Además, la nueva regla instituiría un límite para el “balance primario neto estructural” del GNC en cada año, dependiendo del tamaño de la deuda pública (neta) en el periodo anterior. Aquí también hay un cambio significativo, manifiesto en la introducción del adjetivo “primario”, ausente de la Ley 1473. El balance primario excluye por definición los intereses pagados y recibidos, enmienda no contemplada en la regla fiscal suspendida. En la medida en que el pago de intereses resulta de decisiones de endeudamiento del pasado, el balance primario se considera como un mejor indicador de la política fiscal del gobierno de turno.

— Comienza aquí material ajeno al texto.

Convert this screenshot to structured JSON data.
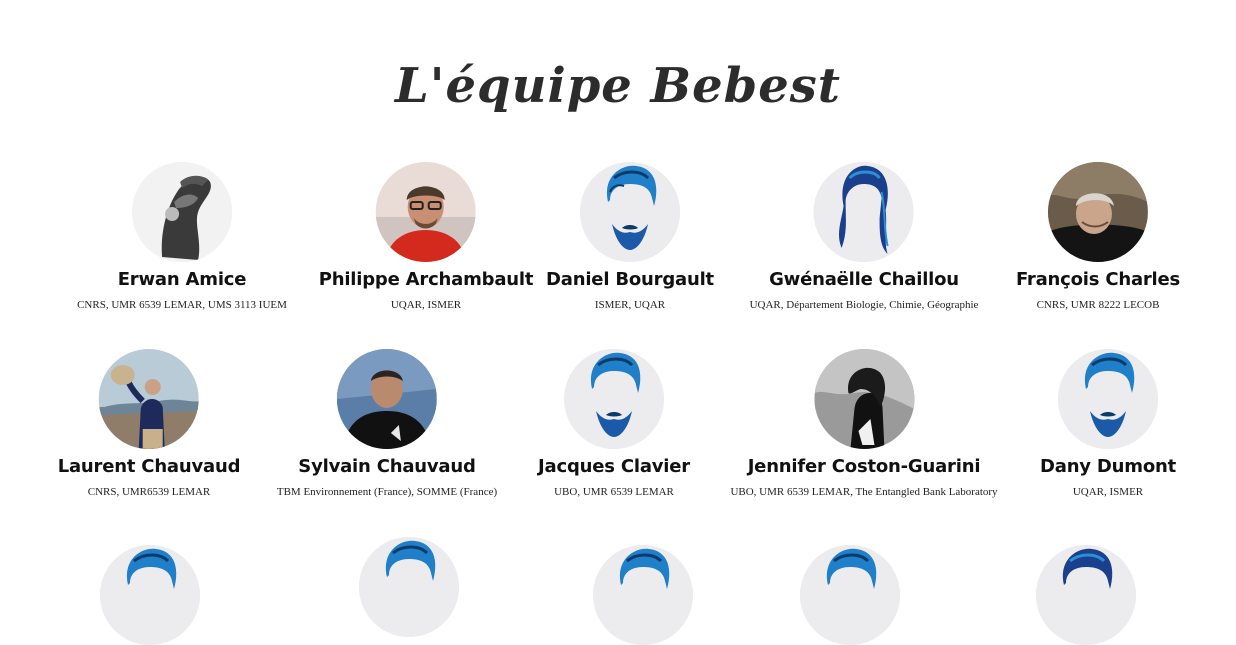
{
  "page": {
    "title": "L'équipe Bebest"
  },
  "members": [
    {
      "name": "Erwan Amice",
      "affiliation": "CNRS, UMR 6539 LEMAR, UMS 3113 IUEM",
      "avatar": "photo-bw-diver-icon"
    },
    {
      "name": "Philippe Archambault",
      "affiliation": "UQAR, ISMER",
      "avatar": "photo-man-red-jacket-icon"
    },
    {
      "name": "Daniel Bourgault",
      "affiliation": "ISMER, UQAR",
      "avatar": "placeholder-man-icon"
    },
    {
      "name": "Gwénaëlle Chaillou",
      "affiliation": "UQAR, Département Biologie, Chimie, Géographie",
      "avatar": "placeholder-woman-icon"
    },
    {
      "name": "François Charles",
      "affiliation": "CNRS, UMR 8222 LECOB",
      "avatar": "photo-man-diving-suit-icon"
    },
    {
      "name": "Laurent Chauvaud",
      "affiliation": "CNRS, UMR6539 LEMAR",
      "avatar": "photo-man-holding-shell-icon"
    },
    {
      "name": "Sylvain Chauvaud",
      "affiliation": "TBM Environnement (France), SOMME (France)",
      "avatar": "photo-man-wetsuit-icon"
    },
    {
      "name": "Jacques Clavier",
      "affiliation": "UBO, UMR 6539 LEMAR",
      "avatar": "placeholder-man-icon"
    },
    {
      "name": "Jennifer Coston-Guarini",
      "affiliation": "UBO, UMR 6539 LEMAR, The Entangled Bank Laboratory",
      "avatar": "photo-bw-woman-icon"
    },
    {
      "name": "Dany Dumont",
      "affiliation": "UQAR, ISMER",
      "avatar": "placeholder-man-icon"
    },
    {
      "name": "",
      "affiliation": "",
      "avatar": "placeholder-man-icon"
    },
    {
      "name": "",
      "affiliation": "",
      "avatar": "placeholder-man-icon"
    },
    {
      "name": "",
      "affiliation": "",
      "avatar": "placeholder-man-icon"
    },
    {
      "name": "",
      "affiliation": "",
      "avatar": "placeholder-man-icon"
    },
    {
      "name": "",
      "affiliation": "",
      "avatar": "placeholder-man-icon"
    }
  ]
}
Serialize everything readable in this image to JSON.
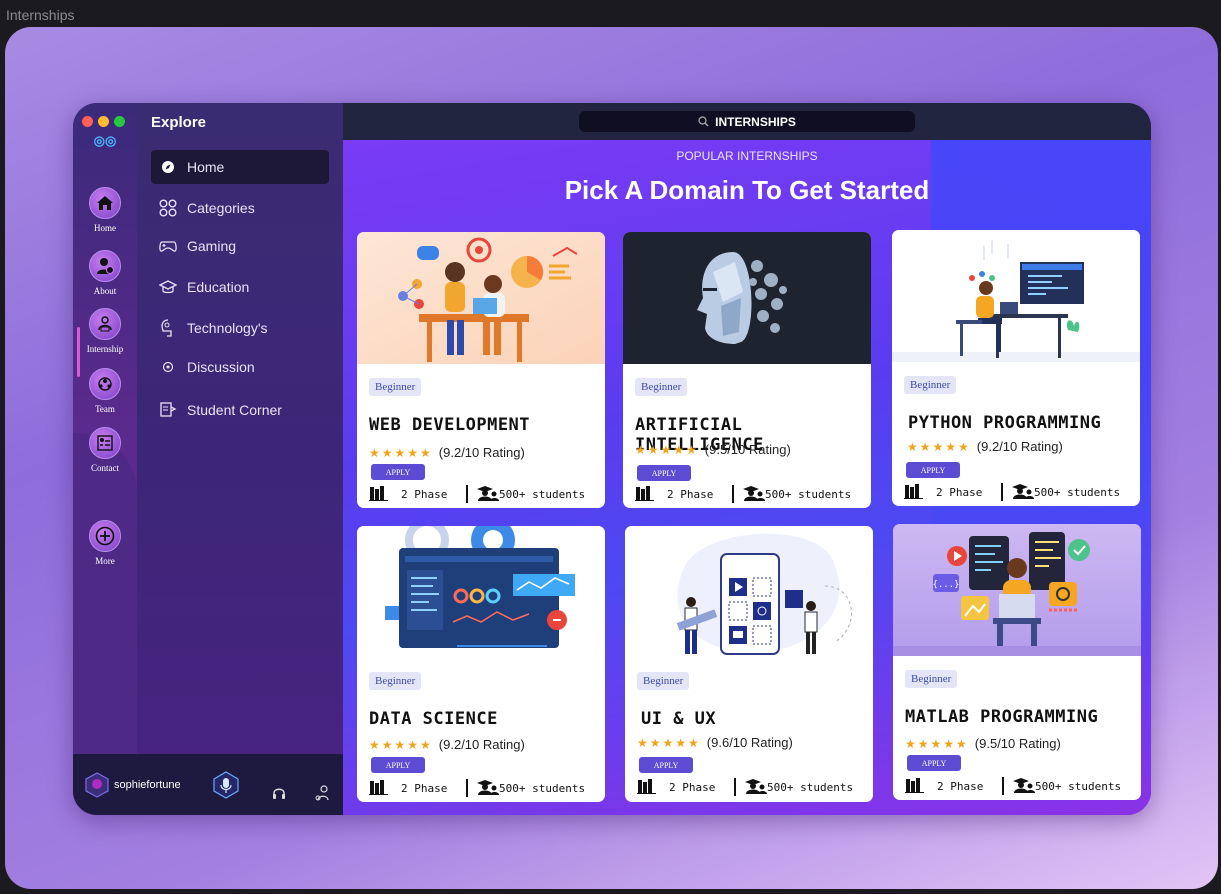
{
  "window": {
    "title": "Internships"
  },
  "rail": {
    "items": [
      {
        "label": "Home",
        "icon": "home-icon"
      },
      {
        "label": "About",
        "icon": "user-info-icon"
      },
      {
        "label": "Internship",
        "icon": "internship-icon"
      },
      {
        "label": "Team",
        "icon": "team-icon"
      },
      {
        "label": "Contact",
        "icon": "contact-icon"
      },
      {
        "label": "More",
        "icon": "plus-icon"
      }
    ],
    "active": "Internship"
  },
  "sidebar": {
    "title": "Explore",
    "items": [
      {
        "label": "Home",
        "icon": "compass-icon"
      },
      {
        "label": "Categories",
        "icon": "categories-icon"
      },
      {
        "label": "Gaming",
        "icon": "gamepad-icon"
      },
      {
        "label": "Education",
        "icon": "graduation-cap-icon"
      },
      {
        "label": "Technology's",
        "icon": "technology-icon"
      },
      {
        "label": "Discussion",
        "icon": "discussion-icon"
      },
      {
        "label": "Student Corner",
        "icon": "student-corner-icon"
      }
    ],
    "active": "Home"
  },
  "user": {
    "name": "sophiefortune"
  },
  "search": {
    "label": "INTERNSHIPS"
  },
  "main": {
    "eyebrow": "POPULAR INTERNSHIPS",
    "headline": "Pick A Domain To Get Started"
  },
  "cards": [
    {
      "level": "Beginner",
      "title": "WEB DEVELOPMENT",
      "rating": "(9.2/10 Rating)",
      "stars": 5,
      "apply": "APPLY",
      "phase": "2 Phase",
      "students": "500+ students"
    },
    {
      "level": "Beginner",
      "title": "ARTIFICIAL INTELLIGENCE",
      "rating": "(9.5/10 Rating)",
      "stars": 5,
      "apply": "APPLY",
      "phase": "2 Phase",
      "students": "500+ students"
    },
    {
      "level": "Beginner",
      "title": "PYTHON PROGRAMMING",
      "rating": "(9.2/10 Rating)",
      "stars": 5,
      "apply": "APPLY",
      "phase": "2 Phase",
      "students": "500+ students"
    },
    {
      "level": "Beginner",
      "title": "DATA SCIENCE",
      "rating": "(9.2/10 Rating)",
      "stars": 5,
      "apply": "APPLY",
      "phase": "2 Phase",
      "students": "500+ students"
    },
    {
      "level": "Beginner",
      "title": "UI & UX",
      "rating": "(9.6/10 Rating)",
      "stars": 5,
      "apply": "APPLY",
      "phase": "2 Phase",
      "students": "500+ students"
    },
    {
      "level": "Beginner",
      "title": "MATLAB PROGRAMMING",
      "rating": "(9.5/10 Rating)",
      "stars": 5,
      "apply": "APPLY",
      "phase": "2 Phase",
      "students": "500+ students"
    }
  ],
  "colors": {
    "accent": "#5b4cd3",
    "star": "#f0a41b",
    "dot_red": "#ff5f57",
    "dot_yellow": "#febc2e",
    "dot_green": "#28c840"
  }
}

Así y todo, el concepto de balance primario estructural es impreciso, vago. Suele concebirse como el déficit o superávit fiscal (excluidos los intereses) que surgiría si la producción agregada, medida por el PIB, estuviera en su nivel potencial, nivel que se presume consistente con una inflación estable. Se trata de un constructo, no de una variable observable, de suerte que, en comparación con sus contrapartes directamente medibles, está más expuesto a los artilugios contables. Además, sus fundamentos teóricos han sido cuestionados con razón por suponer que la economía tiende a una tasa “natural” de desempleo.
Según el proyecto de ley, cuando la deuda neta representa el 55 % del PIB –porcentaje considerado allí como el nivel prudencial de endeudamiento–, las cuentas fiscales deben arrojar un superávit primario estructural del 0,2 % del PIB. En la medida en que la deuda neta supere el 55 % del PIB, “la meta fiscal se hace más exigente (superior al 0,2 % del PIB)”.
Austeridad y desempleo
Una manera de ilustrar el grado de exigencia de la nueva regla fiscal plena es preguntarse qué se requeriría para reducir el tamaño de la deuda del GNC del nivel actual (65,1 % del PIB) al nivel que la iniciativa gubernamental considera como “prudencial” (55 % del PIB). El Marco Fiscal de Mediano Plazo presenta los resultados de algunas simulaciones para responder a este interrogante: para lograrlo habría que generar superávits primarios estructurales anuales de alrededor del 1,2 % del PIB durante una década. Partiendo de un déficit primario estructural actual de entre 4 y 5 % del PIB, estaríamos hablando de un ajuste fiscal de proporciones significativas.
Pero recuérdese que el proyecto de ley prevé un periodo de transición para la aplicación de la nueva regla fiscal. Durante la transición, entre 2022 y 2025, el balance primario neto estructural del GNC debe pasar de manera gradual de un déficit del 4,7 % del PIB a un superávit de 0,5 % del mismo agregado, “independientemente del valor de la deuda neta que se observe”. El apretón fiscal requerido por la regla de transición sería particularmente duro en 2023, año para el que se exige una reducción del déficit primario estructural del 3,3 % del PIB. Sin embargo, es probable que el apretón fuera todavía más duro si la regla de la Ley 1473 entrara en vigor de nuevo.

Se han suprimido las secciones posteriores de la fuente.